On Tue, 2 Jul 2002 19:55:53   
 Dinogeorge wrote:
>In a message dated 7/2/02 6:04:16 PM EST, TiJaWi@agron.iastate.edu writes:
>
><< However, there are folks (including two or more on the DML) who hold strong
> views to the contrary, and do not regard stegosaurs and ankylosaurs as
> especially closely related, and regard the Thyreophora as polyphyletic. >>

Certainly possible, IMHO, although I haven't examined the situation closely 
enough to push for a full-scale demolition of Thyreophora.  About 20 years ago 
Walter Coombs composed a list of characters that united ankylosaurids and 
pachycephalosaurs, including the tendency to close the supratemporal fenestra 
(which likely is convergence, but who knows), the everted dorsal margin of the 
preacetabular process, the armoured or armour-like texture of the dorsal skull 
roof (also likely easy to be prone to convergence), the ossification of an 
interorbital septum, and contact between the ischium and ilium on the anterior 
side of the acetabulum with the pubis excluded from the acetabular margin.  

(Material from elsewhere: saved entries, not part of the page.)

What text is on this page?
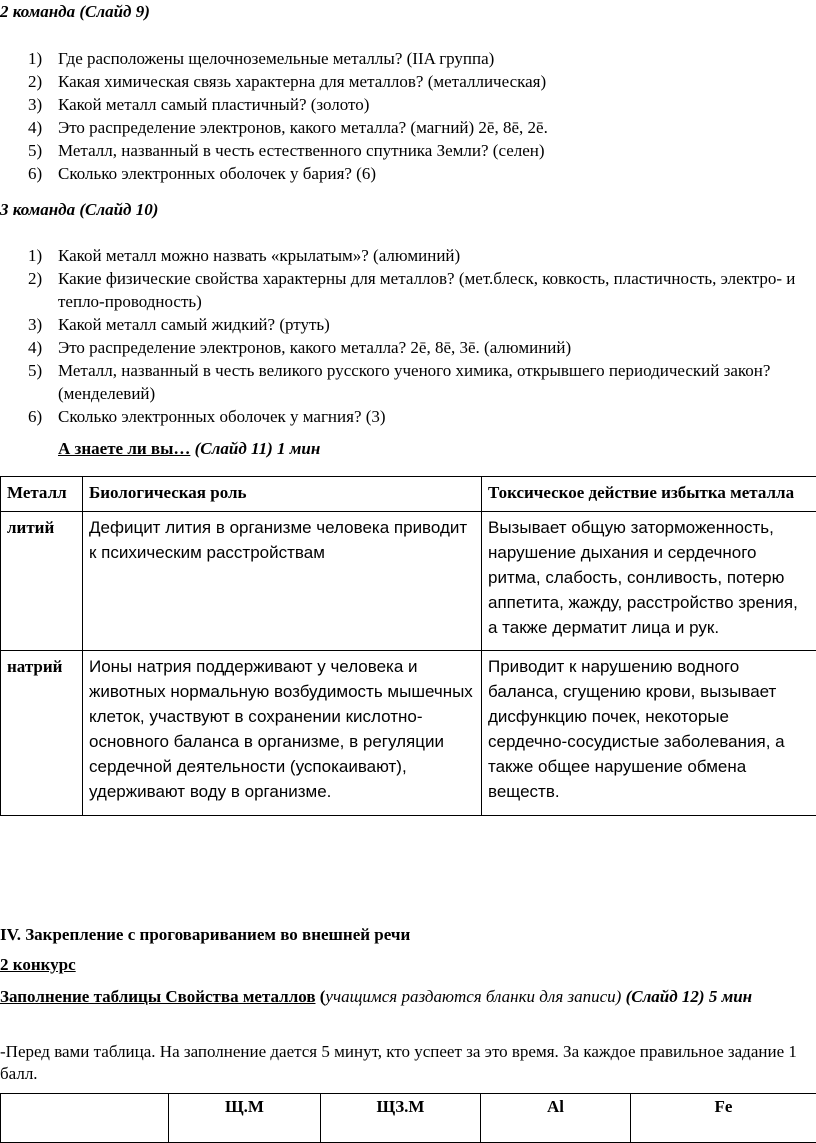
2 команда (Слайд 9)
1) Где расположены щелочноземельные металлы? (IIA группа)
2) Какая химическая связь характерна для металлов? (металлическая)
3) Какой металл самый пластичный? (золото)
4) Это распределение электронов, какого металла? (магний) 2ē, 8ē, 2ē.
5) Металл, названный в честь естественного спутника Земли? (селен)
6) Сколько электронных оболочек у бария? (6)
3 команда (Слайд 10)
1) Какой металл можно назвать «крылатым»? (алюминий)
2) Какие физические свойства характерны для металлов? (мет.блеск, ковкость, пластичность, электро- и тепло-проводность)
3) Какой металл самый жидкий? (ртуть)
4) Это распределение электронов, какого металла? 2ē, 8ē, 3ē. (алюминий)
5) Металл, названный в честь великого русского ученого химика, открывшего периодический закон? (менделевий)
6) Сколько электронных оболочек у магния? (3)
А знаете ли вы… (Слайд 11) 1 мин
Металл	Биологическая роль	Токсическое действие избытка металла
литий	Дефицит лития в организме человека приводит к психическим расстройствам	Вызывает общую заторможенность, нарушение дыхания и сердечного ритма, слабость, сонливость, потерю аппетита, жажду, расстройство зрения, а также дерматит лица и рук.
натрий	Ионы натрия поддерживают у человека и животных нормальную возбудимость мышечных клеток, участвуют в сохранении кислотно-основного баланса в организме, в регуляции сердечной деятельности (успокаивают), удерживают воду в организме.	Приводит к нарушению водного баланса, сгущению крови, вызывает дисфункцию почек, некоторые сердечно-сосудистые заболевания, а также общее нарушение обмена веществ.
IV. Закрепление с проговариванием во внешней речи
2 конкурс
Заполнение таблицы Свойства металлов (учащимся раздаются бланки для записи) (Слайд 12) 5 мин
-Перед вами таблица. На заполнение дается 5 минут, кто успеет за это время. За каждое правильное задание 1 балл.
	Щ.М	ЩЗ.М	Al	Fe
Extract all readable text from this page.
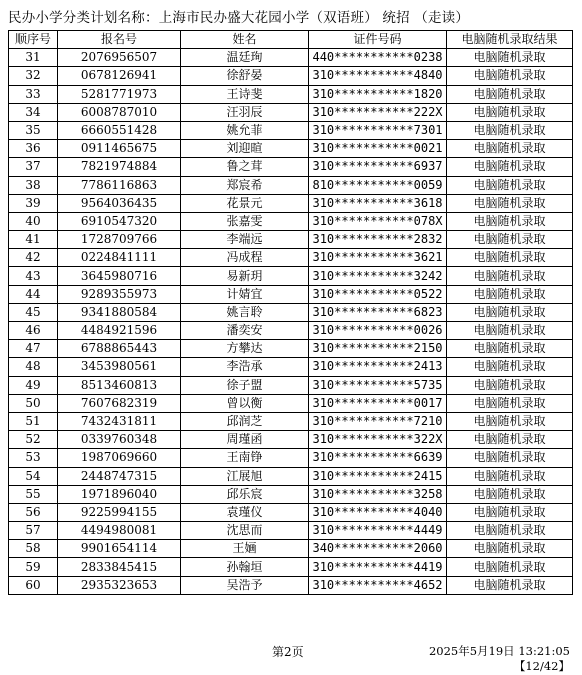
民办小学分类计划名称：上海市民办盛大花园小学（双语班） 统招 （走读）
顺序号	报名号	姓名	证件号码	电脑随机录取结果
31	2076956507	温廷珣	440***********0238	电脑随机录取
32	0678126941	徐舒晏	310***********4840	电脑随机录取
33	5281771973	王诗斐	310***********1820	电脑随机录取
34	6008787010	汪羽辰	310***********222X	电脑随机录取
35	6660551428	姚允菲	310***********7301	电脑随机录取
36	0911465675	刘迎暄	310***********0021	电脑随机录取
37	7821974884	鲁之茸	310***********6937	电脑随机录取
38	7786116863	郑宸希	810***********0059	电脑随机录取
39	9564036435	花景元	310***********3618	电脑随机录取
40	6910547320	张嘉雯	310***********078X	电脑随机录取
41	1728709766	李端远	310***********2832	电脑随机录取
42	0224841111	冯成程	310***********3621	电脑随机录取
43	3645980716	易新玥	310***********3242	电脑随机录取
44	9289355973	计婧宜	310***********0522	电脑随机录取
45	9341880584	姚言聆	310***********6823	电脑随机录取
46	4484921596	潘奕安	310***********0026	电脑随机录取
47	6788865443	方攀达	310***********2150	电脑随机录取
48	3453980561	李浩承	310***********2413	电脑随机录取
49	8513460813	徐子盟	310***********5735	电脑随机录取
50	7607682319	曾以衡	310***********0017	电脑随机录取
51	7432431811	邱润芝	310***********7210	电脑随机录取
52	0339760348	周瑾函	310***********322X	电脑随机录取
53	1987069660	王南铮	310***********6639	电脑随机录取
54	2448747315	江展旭	310***********2415	电脑随机录取
55	1971896040	邱乐宸	310***********3258	电脑随机录取
56	9225994155	袁瑾仪	310***********4040	电脑随机录取
57	4494980081	沈思而	310***********4449	电脑随机录取
58	9901654114	王婳	340***********2060	电脑随机录取
59	2833845415	孙翰垣	310***********4419	电脑随机录取
60	2935323653	吴浩予	310***********4652	电脑随机录取
第2页	2025年5月19日 13:21:05
【12/42】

Most of these were later dismissed because of qualms with topology, homology, 
etc.  But, considering that Marginocephalia is united by a whopping three 
well-defined characters, who knows??  The most interesting of these characters 
is the last one I listed.  Sereno reported that it isn't seen in any 
non-ankylosaurid or pachycephalosaur ornithischian, although it might not be 
found in _Stenopelix_, a primitive pachycephalosaur.  If this is the case, then 
the character is basically debunked.

Marginocephalia is now (at least as of Sereno's 2001 paper in _The Age of 
Dinosaurs in Russia and Mongolia_) united by three synapomorphies: 
parietosquamosal shelf extension obscuring the occiput in dorsal view, median 
contact between the maxillae that excludes the premaxillae from the anterior 
margin of the external nares, and a short postpubic process lacking the distal 
pubic symphysis.  But, the first character was criticized, and in _The 
Dinosauria_, Dodson and Currie found the second to be pleisomorphic.  The third 
synapomorphy was similarly criticized, but better outgroup comparisons have 
strengthened it.

So, by no means is Thyreophora or Marginocephalia secured.  I would be 
interested in any discussion of the above characters, as my knowledge of them 
really only extends to what I have seen in the literature.